The crowd cheered. The horse struggled to its feet and let a groom stanch the wound with clean linen. Then, limping, it peacefully followed Giovanni off the course.

“I’ll be damned,” muttered the Pazzi man behind me. But it didn’t take him long to continue his jabs at my brother. “Now I am sure the Six Hundred will exploit the situation and try to buy that horse away from the defeated rider.”

“In truth, that will be a good negotiation for the rider,” his companion said. He lowered his voice a bit, since his gossip could be interpreted to be anti-Medici. “He was strong-armed by Lorenzo to compete in today’s joust. He told me he was forced into spending enormous sums to properly outfit himself to the Medici satisfaction. He purchased fifty-two pounds of pure gold and a hundred seventy pounds of silver for his armor, his horse’s decorations, and livery for his followers.”
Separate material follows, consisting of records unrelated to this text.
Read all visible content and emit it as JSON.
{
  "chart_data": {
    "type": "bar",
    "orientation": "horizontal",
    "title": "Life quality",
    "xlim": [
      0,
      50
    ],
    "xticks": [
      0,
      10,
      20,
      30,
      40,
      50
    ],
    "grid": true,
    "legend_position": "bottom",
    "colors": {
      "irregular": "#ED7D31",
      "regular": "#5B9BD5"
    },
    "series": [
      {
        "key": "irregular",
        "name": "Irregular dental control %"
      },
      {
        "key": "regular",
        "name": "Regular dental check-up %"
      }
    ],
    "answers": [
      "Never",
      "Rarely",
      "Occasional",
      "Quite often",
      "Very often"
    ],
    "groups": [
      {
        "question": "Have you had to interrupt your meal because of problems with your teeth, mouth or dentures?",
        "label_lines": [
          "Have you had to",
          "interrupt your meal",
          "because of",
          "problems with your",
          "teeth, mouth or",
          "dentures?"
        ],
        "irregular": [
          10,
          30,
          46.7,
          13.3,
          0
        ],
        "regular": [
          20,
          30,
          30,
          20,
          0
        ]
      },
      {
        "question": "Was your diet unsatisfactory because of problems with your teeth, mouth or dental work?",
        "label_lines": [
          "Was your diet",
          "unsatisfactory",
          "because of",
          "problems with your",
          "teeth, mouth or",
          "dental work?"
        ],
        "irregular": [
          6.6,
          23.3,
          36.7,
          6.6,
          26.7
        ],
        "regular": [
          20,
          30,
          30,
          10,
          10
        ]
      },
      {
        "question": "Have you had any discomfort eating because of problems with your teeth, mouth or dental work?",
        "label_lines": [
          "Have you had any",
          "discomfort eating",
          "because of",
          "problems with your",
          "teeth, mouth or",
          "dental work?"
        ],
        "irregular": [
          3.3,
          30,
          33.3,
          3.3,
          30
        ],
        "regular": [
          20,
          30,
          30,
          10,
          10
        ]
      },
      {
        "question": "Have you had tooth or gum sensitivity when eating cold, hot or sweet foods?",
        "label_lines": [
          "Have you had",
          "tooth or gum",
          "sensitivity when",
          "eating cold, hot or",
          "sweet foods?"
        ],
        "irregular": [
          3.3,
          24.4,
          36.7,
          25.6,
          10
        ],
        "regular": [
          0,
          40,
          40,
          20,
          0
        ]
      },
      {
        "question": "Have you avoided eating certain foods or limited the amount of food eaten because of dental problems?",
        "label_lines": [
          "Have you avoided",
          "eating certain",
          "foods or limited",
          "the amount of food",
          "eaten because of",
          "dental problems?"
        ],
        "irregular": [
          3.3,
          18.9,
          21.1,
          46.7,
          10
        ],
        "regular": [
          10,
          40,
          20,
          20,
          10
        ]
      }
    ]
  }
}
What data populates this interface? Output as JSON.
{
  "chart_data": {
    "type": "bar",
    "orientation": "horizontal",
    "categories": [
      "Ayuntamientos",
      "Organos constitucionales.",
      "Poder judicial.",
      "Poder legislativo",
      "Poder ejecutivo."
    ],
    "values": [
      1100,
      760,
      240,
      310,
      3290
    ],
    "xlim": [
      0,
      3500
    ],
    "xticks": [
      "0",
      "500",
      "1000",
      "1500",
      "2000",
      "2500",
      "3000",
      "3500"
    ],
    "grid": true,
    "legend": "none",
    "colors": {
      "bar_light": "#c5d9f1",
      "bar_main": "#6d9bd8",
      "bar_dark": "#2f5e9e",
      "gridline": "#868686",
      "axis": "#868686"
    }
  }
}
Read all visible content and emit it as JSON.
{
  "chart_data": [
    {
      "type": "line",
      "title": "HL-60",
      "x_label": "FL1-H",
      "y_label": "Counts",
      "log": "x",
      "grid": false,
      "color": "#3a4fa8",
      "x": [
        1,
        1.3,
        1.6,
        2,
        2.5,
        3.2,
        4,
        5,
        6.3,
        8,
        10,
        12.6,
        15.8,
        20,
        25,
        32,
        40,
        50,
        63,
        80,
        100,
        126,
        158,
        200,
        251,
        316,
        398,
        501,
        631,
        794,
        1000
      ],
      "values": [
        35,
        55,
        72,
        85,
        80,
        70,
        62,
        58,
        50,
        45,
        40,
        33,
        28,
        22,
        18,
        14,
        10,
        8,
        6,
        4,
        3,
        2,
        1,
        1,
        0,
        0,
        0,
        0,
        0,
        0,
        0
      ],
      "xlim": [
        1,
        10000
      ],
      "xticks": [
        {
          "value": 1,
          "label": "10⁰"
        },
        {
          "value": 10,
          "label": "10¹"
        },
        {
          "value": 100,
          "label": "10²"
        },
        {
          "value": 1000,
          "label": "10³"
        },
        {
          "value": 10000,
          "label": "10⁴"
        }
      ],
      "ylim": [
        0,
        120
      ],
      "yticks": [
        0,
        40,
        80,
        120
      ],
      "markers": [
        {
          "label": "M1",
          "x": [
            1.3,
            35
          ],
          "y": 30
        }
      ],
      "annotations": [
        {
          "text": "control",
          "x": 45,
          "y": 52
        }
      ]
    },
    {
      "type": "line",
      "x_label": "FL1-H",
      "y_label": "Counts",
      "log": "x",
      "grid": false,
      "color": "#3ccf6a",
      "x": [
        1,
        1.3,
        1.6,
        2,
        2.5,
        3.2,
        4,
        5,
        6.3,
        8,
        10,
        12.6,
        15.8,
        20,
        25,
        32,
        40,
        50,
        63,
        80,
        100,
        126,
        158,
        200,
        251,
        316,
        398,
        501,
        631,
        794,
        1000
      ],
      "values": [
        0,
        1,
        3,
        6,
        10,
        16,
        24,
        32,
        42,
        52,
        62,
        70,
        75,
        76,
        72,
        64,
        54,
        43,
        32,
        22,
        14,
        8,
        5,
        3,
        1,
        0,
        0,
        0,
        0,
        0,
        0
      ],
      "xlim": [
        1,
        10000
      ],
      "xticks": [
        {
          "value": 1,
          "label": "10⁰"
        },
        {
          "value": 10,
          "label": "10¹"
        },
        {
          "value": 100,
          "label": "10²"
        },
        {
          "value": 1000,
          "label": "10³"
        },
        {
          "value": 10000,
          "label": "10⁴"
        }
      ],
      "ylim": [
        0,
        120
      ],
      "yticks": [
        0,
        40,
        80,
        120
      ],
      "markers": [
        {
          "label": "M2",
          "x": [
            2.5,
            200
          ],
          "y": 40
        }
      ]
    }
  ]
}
The men around him whistled.

“So he will be glad for some reimbursement.”

I imagined the nods of approval from the gaggle of merchants and money changers behind me.

“But it’s not as if that horse will ever be able to joust or race again, not with that wound to its back leg,” the Pazzi attacker said, changing tack. “Only a fool would want to buy it. A fool like the Six Hundred.”

He would still mock my brother? Even after such a triumphant display of horsemanship and bravery? I turned round and blessed the Pazzi man with the most innocent, demure smile I could muster in my fury. “But good, my lord,” I said in a purposely dulcet tone, “would not this horse father wondrous colts?” I paused to allow my listeners time to consider. “After all, his most important . . . mmm . . . . leg . . . was not pierced.”

The man’s mouth dropped open.

His friends guffawed in appreciation. But this time the laughter was with me. Even ladylike Simonetta shook with mirth, but she pressed her lips together to keep from laughing out loud.

I turned back to face the jousting field, having won that round for my family’s honor, just as Giuliano charged back into the lists for his next go at glory.